I spent the waning hours of Maundy Thursday in Hell. To be more specific, in Dante's Inferno.
The Cathedral of St. John the Divine played host to its 16th annual reading of Dante's Inferno by poets, writers, and Dante translators from 9pm to just after midnight on Maundy Thursday, significant because that's when the poem takes place. I hadn't been in the Cathedral since the summer, so seeing the results of the 7-year renovation of the massive 248-foot long, 124-foot high nave was a breathtaking experience in itself. It was the perfect environment to accompany Dante Alighieri and poet Vigil through Hell.
Incense still hung in the air from the Maundy Thursday service and the stripping of the altar. Cathedrals can be spooky, even in broad daylight, but this night - with the crosses covered and no glint of brass, gold, or silver to catch what tiny bit of light might be there - was eerier than usual. More than a hundred people, by my estimate, started the journey with Dante, though fewer stayed to the glorious end.

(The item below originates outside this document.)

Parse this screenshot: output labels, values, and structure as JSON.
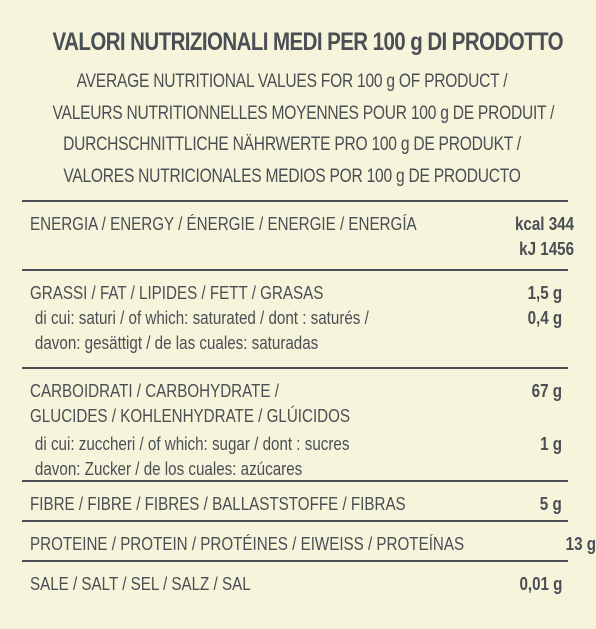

Of course, three hours is not enough time to read all 34 cantos. Fifteen of them were selected and read by folks who seemed to know their Infernos. Most readers were published poets and New Yorkers, with the occasional outsider from Boston or Atlanta cropping up. A variety of professions were represented, including university professor, architect, film agent, musician, local tour guide, and pharmaceutical executive.

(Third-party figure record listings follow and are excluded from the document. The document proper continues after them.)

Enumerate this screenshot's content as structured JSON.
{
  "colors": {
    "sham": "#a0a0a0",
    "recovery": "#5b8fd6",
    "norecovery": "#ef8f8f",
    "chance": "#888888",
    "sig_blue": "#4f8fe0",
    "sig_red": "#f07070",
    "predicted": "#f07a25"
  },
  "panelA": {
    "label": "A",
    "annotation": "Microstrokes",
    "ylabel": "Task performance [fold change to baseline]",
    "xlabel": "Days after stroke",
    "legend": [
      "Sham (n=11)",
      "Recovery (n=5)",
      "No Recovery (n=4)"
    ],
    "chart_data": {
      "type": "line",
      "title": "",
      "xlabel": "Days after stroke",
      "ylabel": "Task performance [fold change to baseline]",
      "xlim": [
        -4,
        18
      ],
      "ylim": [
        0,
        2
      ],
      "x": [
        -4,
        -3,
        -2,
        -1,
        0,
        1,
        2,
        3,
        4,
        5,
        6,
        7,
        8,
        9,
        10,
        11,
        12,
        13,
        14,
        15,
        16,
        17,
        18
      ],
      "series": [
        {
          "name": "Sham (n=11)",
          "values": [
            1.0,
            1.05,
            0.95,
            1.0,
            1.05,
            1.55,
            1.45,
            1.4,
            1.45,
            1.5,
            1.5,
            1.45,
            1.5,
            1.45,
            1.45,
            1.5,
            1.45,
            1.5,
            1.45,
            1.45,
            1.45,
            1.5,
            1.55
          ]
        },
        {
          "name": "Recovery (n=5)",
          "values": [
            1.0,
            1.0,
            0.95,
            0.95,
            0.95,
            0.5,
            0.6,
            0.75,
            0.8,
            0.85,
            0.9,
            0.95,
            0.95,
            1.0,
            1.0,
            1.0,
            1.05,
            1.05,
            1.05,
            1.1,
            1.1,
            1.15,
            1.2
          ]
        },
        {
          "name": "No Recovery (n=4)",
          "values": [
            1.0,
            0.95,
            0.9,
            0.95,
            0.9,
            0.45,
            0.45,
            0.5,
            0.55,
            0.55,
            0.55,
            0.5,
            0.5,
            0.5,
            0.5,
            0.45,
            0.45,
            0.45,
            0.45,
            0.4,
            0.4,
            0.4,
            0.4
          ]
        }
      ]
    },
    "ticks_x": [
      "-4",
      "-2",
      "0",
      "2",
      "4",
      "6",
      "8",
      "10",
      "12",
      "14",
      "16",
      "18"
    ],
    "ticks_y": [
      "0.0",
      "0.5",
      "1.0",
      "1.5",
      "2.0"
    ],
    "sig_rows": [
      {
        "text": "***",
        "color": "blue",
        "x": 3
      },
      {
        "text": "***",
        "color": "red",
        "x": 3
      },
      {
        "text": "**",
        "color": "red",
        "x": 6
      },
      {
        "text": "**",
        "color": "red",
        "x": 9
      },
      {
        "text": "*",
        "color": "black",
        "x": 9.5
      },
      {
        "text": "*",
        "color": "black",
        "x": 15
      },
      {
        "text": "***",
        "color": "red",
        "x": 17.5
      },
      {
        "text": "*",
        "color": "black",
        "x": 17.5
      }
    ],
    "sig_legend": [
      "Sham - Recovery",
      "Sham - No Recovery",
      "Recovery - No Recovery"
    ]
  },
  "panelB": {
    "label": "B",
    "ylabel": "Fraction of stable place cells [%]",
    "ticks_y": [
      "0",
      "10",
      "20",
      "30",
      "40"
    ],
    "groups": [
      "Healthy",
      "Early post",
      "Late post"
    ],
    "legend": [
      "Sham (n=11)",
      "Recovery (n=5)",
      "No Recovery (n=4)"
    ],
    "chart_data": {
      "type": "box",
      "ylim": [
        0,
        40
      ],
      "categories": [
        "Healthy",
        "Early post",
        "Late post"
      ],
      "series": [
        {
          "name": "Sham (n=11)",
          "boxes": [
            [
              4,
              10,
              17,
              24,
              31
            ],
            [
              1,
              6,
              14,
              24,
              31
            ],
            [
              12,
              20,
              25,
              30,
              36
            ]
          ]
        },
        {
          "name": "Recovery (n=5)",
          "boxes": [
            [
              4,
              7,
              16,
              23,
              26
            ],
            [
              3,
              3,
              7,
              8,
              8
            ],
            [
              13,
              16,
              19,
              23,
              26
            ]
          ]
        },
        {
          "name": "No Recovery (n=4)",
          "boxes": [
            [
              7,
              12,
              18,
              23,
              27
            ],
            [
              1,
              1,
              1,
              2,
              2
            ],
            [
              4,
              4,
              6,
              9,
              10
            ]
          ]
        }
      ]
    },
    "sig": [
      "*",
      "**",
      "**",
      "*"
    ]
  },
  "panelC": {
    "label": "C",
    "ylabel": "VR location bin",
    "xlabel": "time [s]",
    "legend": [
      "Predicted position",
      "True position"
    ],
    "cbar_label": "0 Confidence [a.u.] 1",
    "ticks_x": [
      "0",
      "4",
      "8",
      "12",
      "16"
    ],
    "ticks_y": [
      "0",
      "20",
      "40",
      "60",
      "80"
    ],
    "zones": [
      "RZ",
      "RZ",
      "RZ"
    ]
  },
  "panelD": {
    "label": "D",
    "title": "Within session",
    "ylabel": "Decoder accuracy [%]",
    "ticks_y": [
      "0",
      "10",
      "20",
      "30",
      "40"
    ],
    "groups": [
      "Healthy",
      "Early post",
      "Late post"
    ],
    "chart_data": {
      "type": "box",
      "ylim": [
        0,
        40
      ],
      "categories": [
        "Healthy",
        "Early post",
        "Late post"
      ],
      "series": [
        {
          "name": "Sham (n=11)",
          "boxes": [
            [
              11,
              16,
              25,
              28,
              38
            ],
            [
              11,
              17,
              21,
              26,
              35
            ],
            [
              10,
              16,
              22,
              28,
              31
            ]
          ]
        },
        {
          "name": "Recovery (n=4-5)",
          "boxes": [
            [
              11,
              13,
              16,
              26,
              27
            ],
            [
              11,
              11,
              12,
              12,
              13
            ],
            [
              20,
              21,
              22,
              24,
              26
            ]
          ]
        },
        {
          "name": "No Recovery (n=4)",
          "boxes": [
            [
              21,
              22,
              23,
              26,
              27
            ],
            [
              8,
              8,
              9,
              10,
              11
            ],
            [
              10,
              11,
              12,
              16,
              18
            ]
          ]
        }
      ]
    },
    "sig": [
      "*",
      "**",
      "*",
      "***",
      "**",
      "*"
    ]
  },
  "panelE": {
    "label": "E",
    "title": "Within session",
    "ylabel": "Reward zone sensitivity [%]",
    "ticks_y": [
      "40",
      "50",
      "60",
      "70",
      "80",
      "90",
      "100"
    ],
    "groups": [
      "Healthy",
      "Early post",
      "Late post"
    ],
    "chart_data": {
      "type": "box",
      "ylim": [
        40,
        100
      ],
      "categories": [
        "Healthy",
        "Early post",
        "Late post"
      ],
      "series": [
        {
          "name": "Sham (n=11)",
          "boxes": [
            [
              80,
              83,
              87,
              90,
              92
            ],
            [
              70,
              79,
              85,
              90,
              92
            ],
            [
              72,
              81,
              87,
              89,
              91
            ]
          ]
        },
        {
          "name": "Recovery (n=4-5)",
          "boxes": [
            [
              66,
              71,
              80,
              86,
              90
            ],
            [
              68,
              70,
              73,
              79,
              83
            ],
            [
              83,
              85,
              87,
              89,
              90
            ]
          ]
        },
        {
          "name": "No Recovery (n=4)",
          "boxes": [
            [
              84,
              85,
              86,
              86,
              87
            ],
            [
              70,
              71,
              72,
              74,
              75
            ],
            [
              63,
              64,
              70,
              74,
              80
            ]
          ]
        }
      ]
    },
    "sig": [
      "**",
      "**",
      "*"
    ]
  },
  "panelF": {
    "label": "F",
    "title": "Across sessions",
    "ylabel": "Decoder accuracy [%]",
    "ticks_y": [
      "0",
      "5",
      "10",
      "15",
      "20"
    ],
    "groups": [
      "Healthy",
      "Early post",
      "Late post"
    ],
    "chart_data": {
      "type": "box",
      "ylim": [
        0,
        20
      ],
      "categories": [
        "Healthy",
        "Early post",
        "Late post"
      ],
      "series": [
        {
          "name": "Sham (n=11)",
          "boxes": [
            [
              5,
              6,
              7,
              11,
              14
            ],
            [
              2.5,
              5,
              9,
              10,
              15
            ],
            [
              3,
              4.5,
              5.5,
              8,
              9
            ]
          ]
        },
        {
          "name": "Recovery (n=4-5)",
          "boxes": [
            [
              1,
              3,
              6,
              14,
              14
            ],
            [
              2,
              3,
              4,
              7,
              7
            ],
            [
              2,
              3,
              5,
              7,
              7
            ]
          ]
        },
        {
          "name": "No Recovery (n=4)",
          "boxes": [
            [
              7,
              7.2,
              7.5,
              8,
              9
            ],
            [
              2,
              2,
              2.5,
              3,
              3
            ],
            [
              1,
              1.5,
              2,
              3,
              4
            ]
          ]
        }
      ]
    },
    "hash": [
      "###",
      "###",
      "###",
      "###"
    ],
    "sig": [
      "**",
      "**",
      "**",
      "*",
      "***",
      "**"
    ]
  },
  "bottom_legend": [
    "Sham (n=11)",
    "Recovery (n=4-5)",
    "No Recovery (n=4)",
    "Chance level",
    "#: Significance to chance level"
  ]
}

Most of the cantos were long enough to require two readers, each taking half. This gave two voices, two expressive interpretations to a single segment. One canto was read entirely in the original Italian. The first half of Canto XXXIV was read in English, the end in Italian. Very powerful. Since there are innumerable English translations of Dante's work, the readers were free to choose their particular version, announcing it before they read ("I'm reading the first half of Canto XXII using the Longfellow - or Palma, or whoever - translation.")
The story stands on its own. The poetry infuses it with meter and images that bring it to life. And, shoot, any time somebody wants to read to me, I am a willing audience. I just wish I'd had my pillow and blankie (those chairs are hard and that cathedral is cold). It's easy to get caught up in the story and language, so it didn't seem like a 3-hour event to me.
After the last canto was read, the Great Organ let loose with an organ meditation that included bits of "O Sacred Head Sore Wounded." It started very quietly, then built to such crescendo that my heart was racing and the stone floors vibrating. When the music stopped I felt as though I'd been given a deep-tissue massage, all my muscles relaxed and stress relieved. Amazing!
Was it a nontraditional way to mark Maundy Thursday? I think not. Though I had participated in a Maundy Thursday Eucharist earlier in the day and had caught the end of the service at the Cathedral, this reading of Dante's Inferno opened me up to new ways of experiencing the back end of Holy Week.
That's what great art, divinely inspired, does.